L’UE, par sa politique actuelle nourrit en fait le retour des haines recuites, que ce soit entre pays (Grèce et Allemagne, mais aussi Portugal ou Espagne et Allemagne) ou à l’intérieur de ceux-ci (Espagne, avec le Pays Basque et la Catalogne et Belgique).

Si les échecs économiques et politiques montrent que l’UE est à bout de souffle, l’échec symbolique, illustré dans les derniers sondages, ouvre la voie à des radicalisations des opinions publiques à relativement court terme.

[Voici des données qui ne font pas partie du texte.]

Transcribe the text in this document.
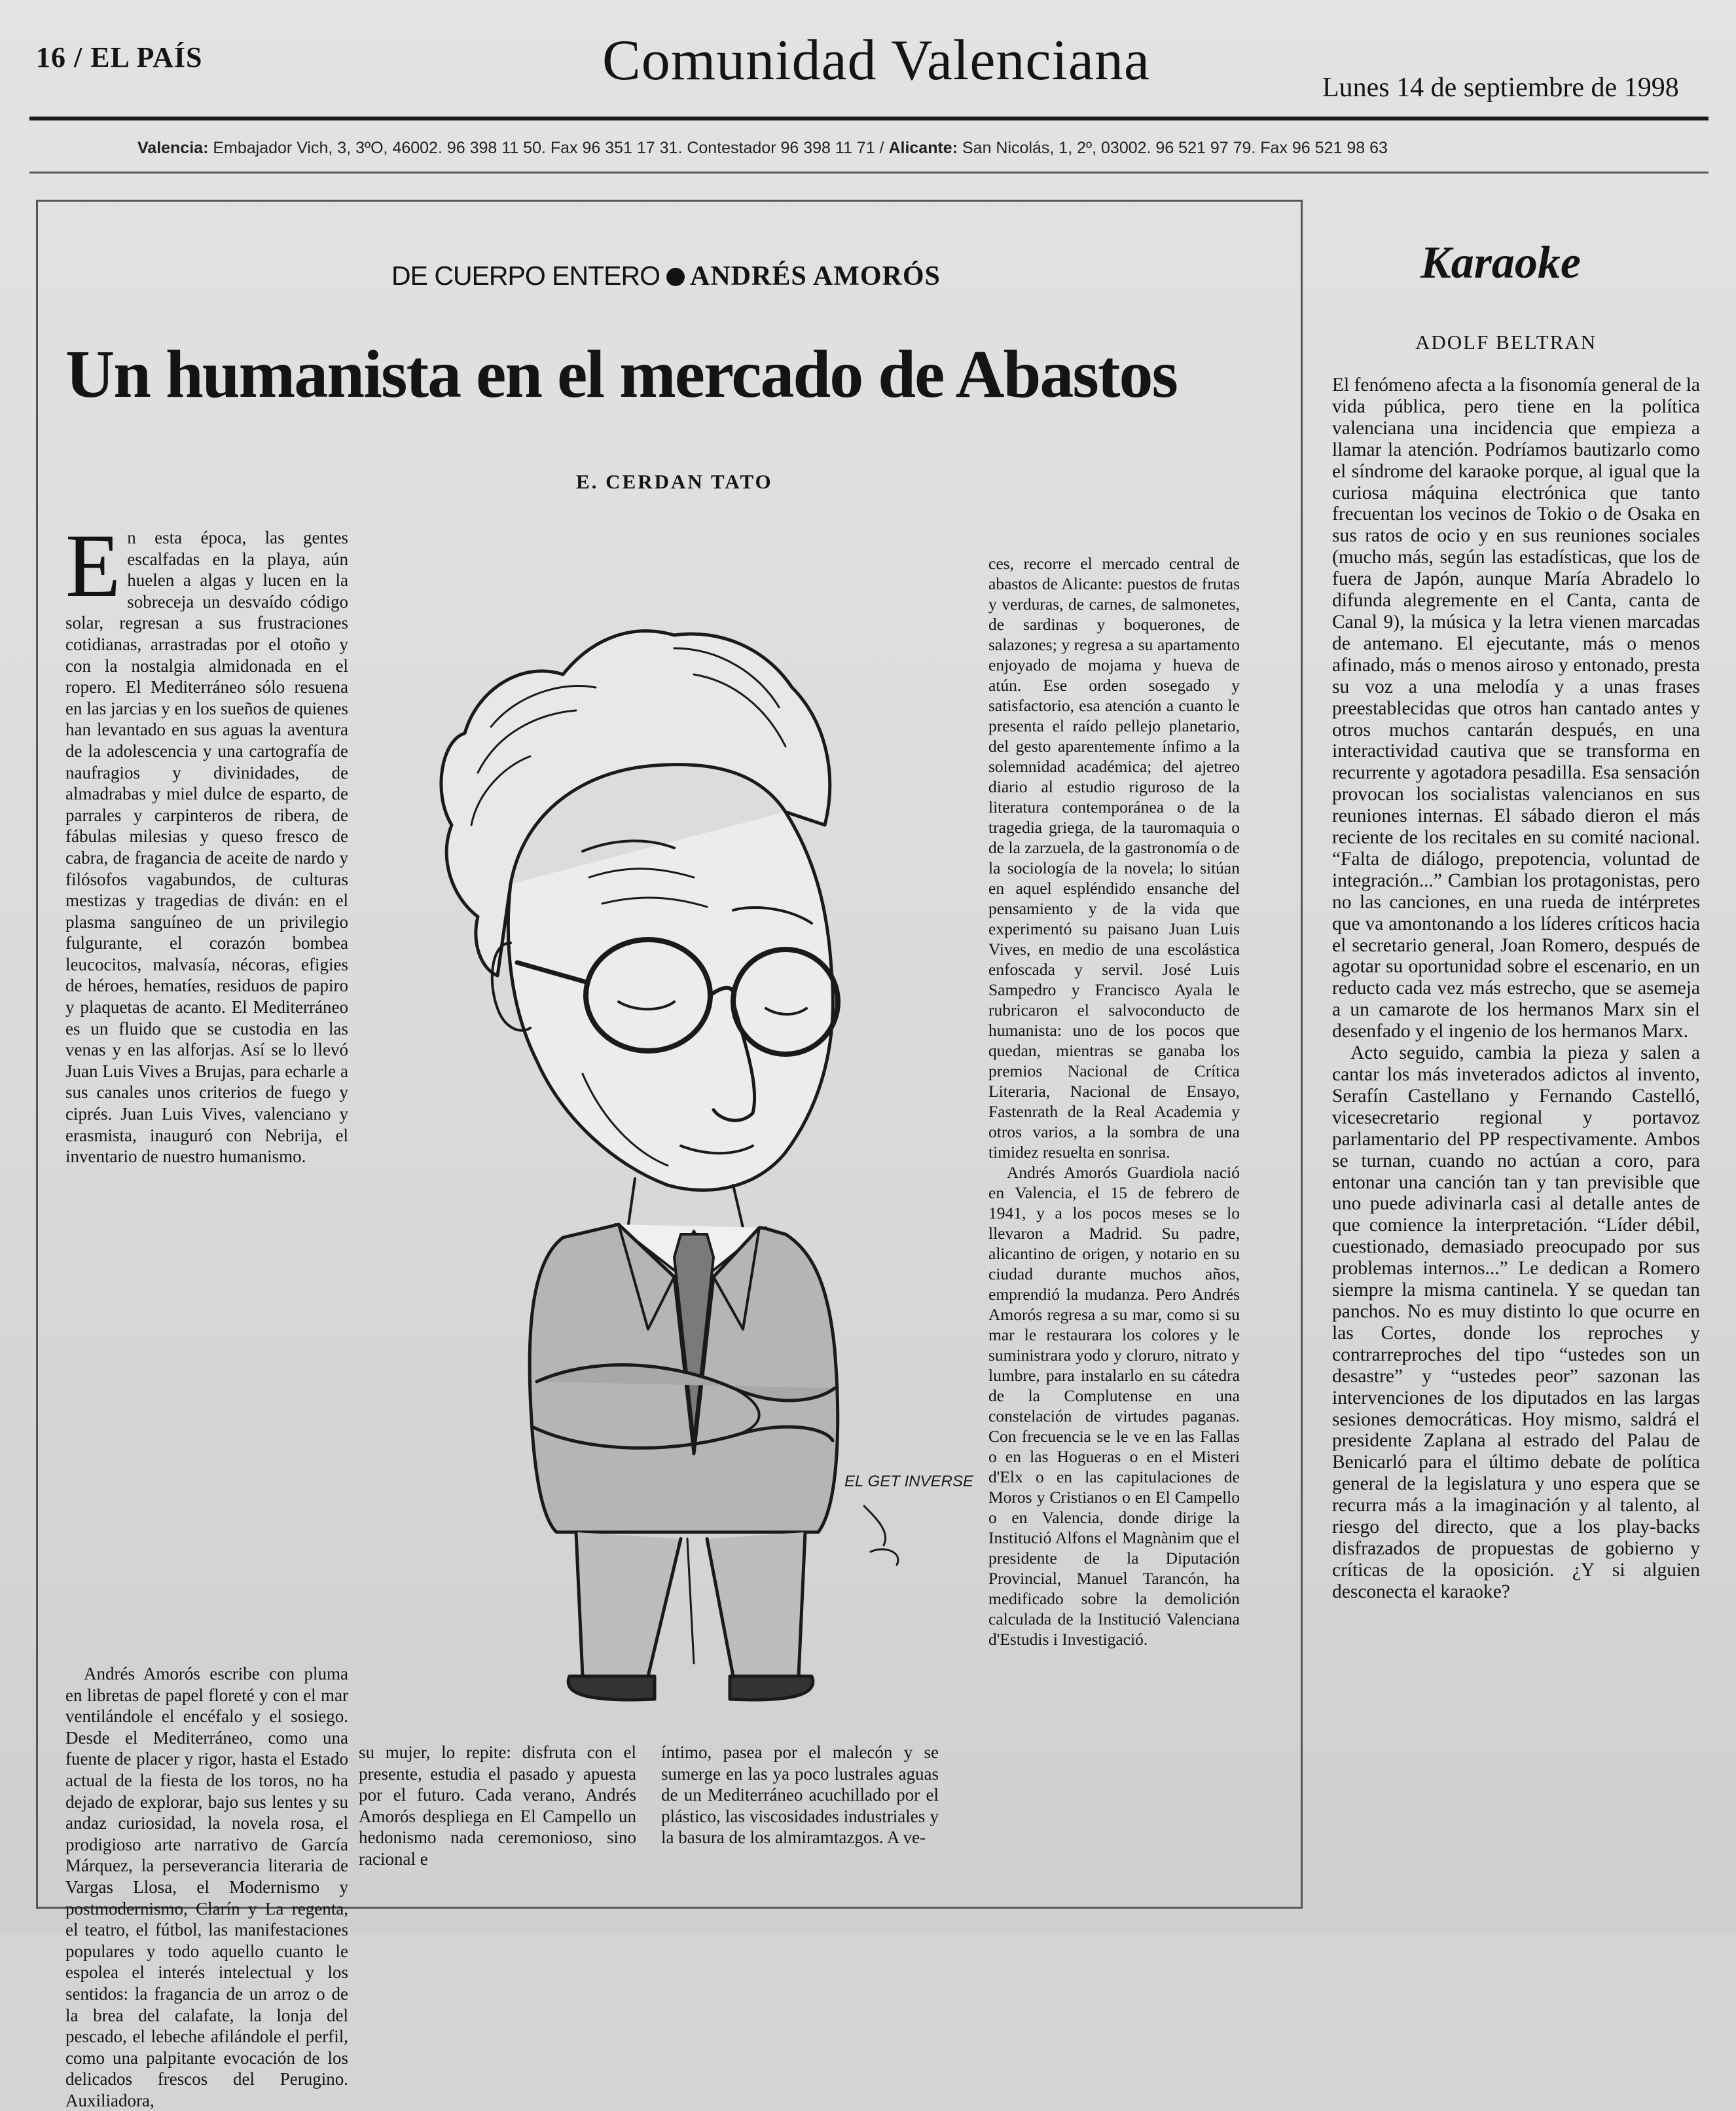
16 / EL PAÍS	Comunidad Valenciana	Lunes 14 de septiembre de 1998
Valencia: Embajador Vich, 3, 3ºO, 46002. 96 398 11 50. Fax 96 351 17 31. Contestador 96 398 11 71 / Alicante: San Nicolás, 1, 2º, 03002. 96 521 97 79. Fax 96 521 98 63
DE CUERPO ENTERO ANDRÉS AMORÓS
Un humanista en el mercado de Abastos
E. CERDAN TATO
E n esta época, las gentes escalfadas en la playa, aún huelen a algas y lucen en la sobreceja un desvaído código solar, regresan a sus frustraciones cotidianas, arrastradas por el otoño y con la nostalgia almidonada en el ropero. El Mediterráneo sólo resuena en las jarcias y en los sueños de quienes han levantado en sus aguas la aventura de la adolescencia y una cartografía de naufragios y divinidades, de almadrabas y miel dulce de esparto, de parrales y carpinteros de ribera, de fábulas milesias y queso fresco de cabra, de fragancia de aceite de nardo y filósofos vagabundos, de culturas mestizas y tragedias de diván: en el plasma sanguíneo de un privilegio fulgurante, el corazón bombea leucocitos, malvasía, nécoras, efigies de héroes, hematíes, residuos de papiro y plaquetas de acanto. El Mediterráneo es un fluido que se custodia en las venas y en las alforjas. Así se lo llevó Juan Luis Vives a Brujas, para echarle a sus canales unos criterios de fuego y ciprés. Juan Luis Vives, valenciano y erasmista, inauguró con Nebrija, el inventario de nuestro humanismo.

Andrés Amorós escribe con pluma en libretas de papel floreté y con el mar ventilándole el encéfalo y el sosiego. Desde el Mediterráneo, como una fuente de placer y rigor, hasta el Estado actual de la fiesta de los toros, no ha dejado de explorar, bajo sus lentes y su andaz curiosidad, la novela rosa, el prodigioso arte narrativo de García Márquez, la perseverancia literaria de Vargas Llosa, el Modernismo y postmodernismo, Clarín y La regenta, el teatro, el fútbol, las manifestaciones populares y todo aquello cuanto le espolea el interés intelectual y los sentidos: la fragancia de un arroz o de la brea del calafate, la lonja del pescado, el lebeche afilándole el perfil, como una palpitante evocación de los delicados frescos del Perugino. Auxiliadora,

su mujer, lo repite: disfruta con el presente, estudia el pasado y apuesta por el futuro. Cada verano, Andrés Amorós despliega en El Campello un hedonismo nada ceremonioso, sino racional e

íntimo, pasea por el malecón y se sumerge en las ya poco lustrales aguas de un Mediterráneo acuchillado por el plástico, las viscosidades industriales y la basura de los almiramtazgos. A ve-

ces, recorre el mercado central de abastos de Alicante: puestos de frutas y verduras, de carnes, de salmonetes, de sardinas y boquerones, de salazones; y regresa a su apartamento enjoyado de mojama y hueva de atún. Ese orden sosegado y satisfactorio, esa atención a cuanto le presenta el raído pellejo planetario, del gesto aparentemente ínfimo a la solemnidad académica; del ajetreo diario al estudio riguroso de la literatura contemporánea o de la tragedia griega, de la tauromaquia o de la zarzuela, de la gastronomía o de la sociología de la novela; lo sitúan en aquel espléndido ensanche del pensamiento y de la vida que experimentó su paisano Juan Luis Vives, en medio de una escolástica enfoscada y servil. José Luis Sampedro y Francisco Ayala le rubricaron el salvoconducto de humanista: uno de los pocos que quedan, mientras se ganaba los premios Nacional de Crítica Literaria, Nacional de Ensayo, Fastenrath de la Real Academia y otros varios, a la sombra de una timidez resuelta en sonrisa.

Andrés Amorós Guardiola nació en Valencia, el 15 de febrero de 1941, y a los pocos meses se lo llevaron a Madrid. Su padre, alicantino de origen, y notario en su ciudad durante muchos años, emprendió la mudanza. Pero Andrés Amorós regresa a su mar, como si su mar le restaurara los colores y le suministrara yodo y cloruro, nitrato y lumbre, para instalarlo en su cátedra de la Complutense en una constelación de virtudes paganas. Con frecuencia se le ve en las Fallas o en las Hogueras o en el Misteri d'Elx o en las capitulaciones de Moros y Cristianos o en El Campello o en Valencia, donde dirige la Institució Alfons el Magnànim que el presidente de la Diputación Provincial, Manuel Tarancón, ha medificado sobre la demolición calculada de la Institució Valenciana d'Estudis i Investigació.

EL GET INVERSE
Karaoke
ADOLF BELTRAN

El fenómeno afecta a la fisonomía general de la vida pública, pero tiene en la política valenciana una incidencia que empieza a llamar la atención. Podríamos bautizarlo como el síndrome del karaoke porque, al igual que la curiosa máquina electrónica que tanto frecuentan los vecinos de Tokio o de Osaka en sus ratos de ocio y en sus reuniones sociales (mucho más, según las estadísticas, que los de fuera de Japón, aunque María Abradelo lo difunda alegremente en el Canta, canta de Canal 9), la música y la letra vienen marcadas de antemano. El ejecutante, más o menos afinado, más o menos airoso y entonado, presta su voz a una melodía y a unas frases preestablecidas que otros han cantado antes y otros muchos cantarán después, en una interactividad cautiva que se transforma en recurrente y agotadora pesadilla. Esa sensación provocan los socialistas valencianos en sus reuniones internas. El sábado dieron el más reciente de los recitales en su comité nacional. “Falta de diálogo, prepotencia, voluntad de integración...” Cambian los protagonistas, pero no las canciones, en una rueda de intérpretes que va amontonando a los líderes críticos hacia el secretario general, Joan Romero, después de agotar su oportunidad sobre el escenario, en un reducto cada vez más estrecho, que se asemeja a un camarote de los hermanos Marx sin el desenfado y el ingenio de los hermanos Marx.

Acto seguido, cambia la pieza y salen a cantar los más inveterados adictos al invento, Serafín Castellano y Fernando Castelló, vicesecretario regional y portavoz parlamentario del PP respectivamente. Ambos se turnan, cuando no actúan a coro, para entonar una canción tan y tan previsible que uno puede adivinarla casi al detalle antes de que comience la interpretación. “Líder débil, cuestionado, demasiado preocupado por sus problemas internos...” Le dedican a Romero siempre la misma cantinela. Y se quedan tan panchos. No es muy distinto lo que ocurre en las Cortes, donde los reproches y contrarreproches del tipo “ustedes son un desastre” y “ustedes peor” sazonan las intervenciones de los diputados en las largas sesiones democráticas. Hoy mismo, saldrá el presidente Zaplana al estrado del Palau de Benicarló para el último debate de política general de la legislatura y uno espera que se recurra más a la imaginación y al talento, al riesgo del directo, que a los play-backs disfrazados de propuestas de gobierno y críticas de la oposición. ¿Y si alguien desconecta el karaoke?
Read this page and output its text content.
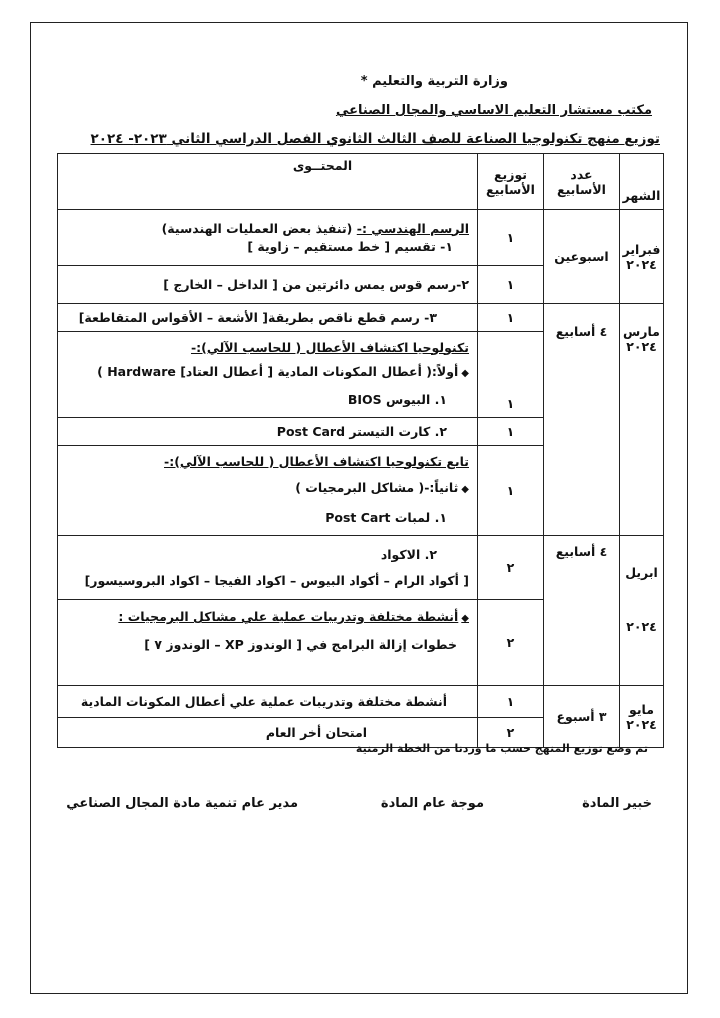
وزارة التربية والتعليم *
مكتب مستشار التعليم الاساسي والمجال الصناعي
توزيع منهج تكنولوجيا الصناعة للصف الثالث الثانوي الفصل الدراسي الثاني ٢٠٢٣- ٢٠٢٤
الشهر	عدد الأسابيع	توزيع الأسابيع	المحتــوى
فبراير ٢٠٢٤	اسبوعين	١	الرسم الهندسي :- (تنفيذ بعض العمليات الهندسية)
١- تقسيم [ خط مستقيم – زاوية ]

		١	٢-رسم قوس يمس دائرتين من [ الداخل – الخارج ]

مارس ٢٠٢٤	٤ أسابيع	١	٣- رسم قطع ناقص بطريقة[ الأشعة – الأقواس المتقاطعة]

		١	تكنولوجيا اكتشاف الأعطال ( للحاسب الآلي):-
◆أولاً:( أعطال المكونات المادية [ أعطال العتاد] Hardware )
١. البيوس BIOS

		١	٢. كارت التيستر Post Card

		١	تابع تكنولوجيا اكتشاف الأعطال ( للحاسب الآلي):-
◆ثانياً:-( مشاكل البرمجيات )
١. لمبات Post Cart

ابريل ٢٠٢٤	٤ أسابيع	٢	٢. الاكواد
[ أكواد الرام – أكواد البيوس – اكواد الفيجا – اكواد البروسيسور]

		٢	◆أنشطة مختلفة وتدريبات عملية علي مشاكل البرمجيات :
خطوات إزالة البرامج في [ الوندوز XP – الوندوز ٧ ]

مايو ٢٠٢٤	٣ أسبوع	١	أنشطة مختلفة وتدريبات عملية علي أعطال المكونات المادية

		٢	امتحان أخر العام
تم وضع توزيع المنهج حسب ما وردنا من الخطة الزمنية
خبير المادة
موجة عام المادة
مدير عام تنمية مادة المجال الصناعي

Tirer les leçons de l’épuisement d’un projet européen
On voit bien que certains pays hors du cadre de l’UE ont un intérêt à l’existence d’une Europe forte et prospère. Le cas de la Russie et de la Chine saute aux yeux. La Russie, de plus, est elle aussi un pays européen, même si elle n’est pas uniquement européenne. Il est donc possible de penser un projet européen intégrant toute l’Europe, y compris les pays qui aujourd’hui ne sont pas membres de l’UE et n’aspirent pas à le devenir. Mais à la condition de faire des nations européennes, ces « vieilles nations » qui restent aujourd’hui le cadre privilégié de la démocratie, la base de ce projet. Ce projet devra être construit autour d’initiatives industrielles, scientifiques et culturelles dont le noyau initial pourra être variable, mais qui exigent pour exister que soient remises en cause un certain nombre de normes et des règlements de l’UE. Plus que tout, il faudra procéder à une dissolution de l’Euro. Cette dissolution, si elle est concertée par tous les pays membres de la zone Euro sera en elle-même un acte européen, et pourra donner immédiatement lieu à des mécanismes de concertation et de coordination qui feront en sorte que les parités de change des monnaies nationales retrouvées ne fluctuent pas de manière erratique mais en fonction des paramètres fondamentaux des économies.


(1) Patrick Artus, La solidarité avec les autres pays de la zone euro est-elle incompatible avec la stratégie fondamentale de l’Allemagne : rester compétitive au niveau mondial ? La réponse est oui, FLASH Économie, NATIXIS, n°508, 17 juillet 2012

L’opinion exprimee dans cet article ne coïncide pas forcement avec la position de la redaction, l'auteur étant extérieur à RIA Novosti. 

*Jacques Sapir est un économiste français, il enseigne à l'EHESS-Paris et au Collège d'économie de Moscou (MSE-MGU). Spécialiste des problèmes de la transition en Russie, il est aussi un expert reconnu des problèmes financiers et commerciaux internationaux.
Il est l'auteur de nombreux livres dont le plus récent est La Démondialisation (Paris, Le Seuil, 2011).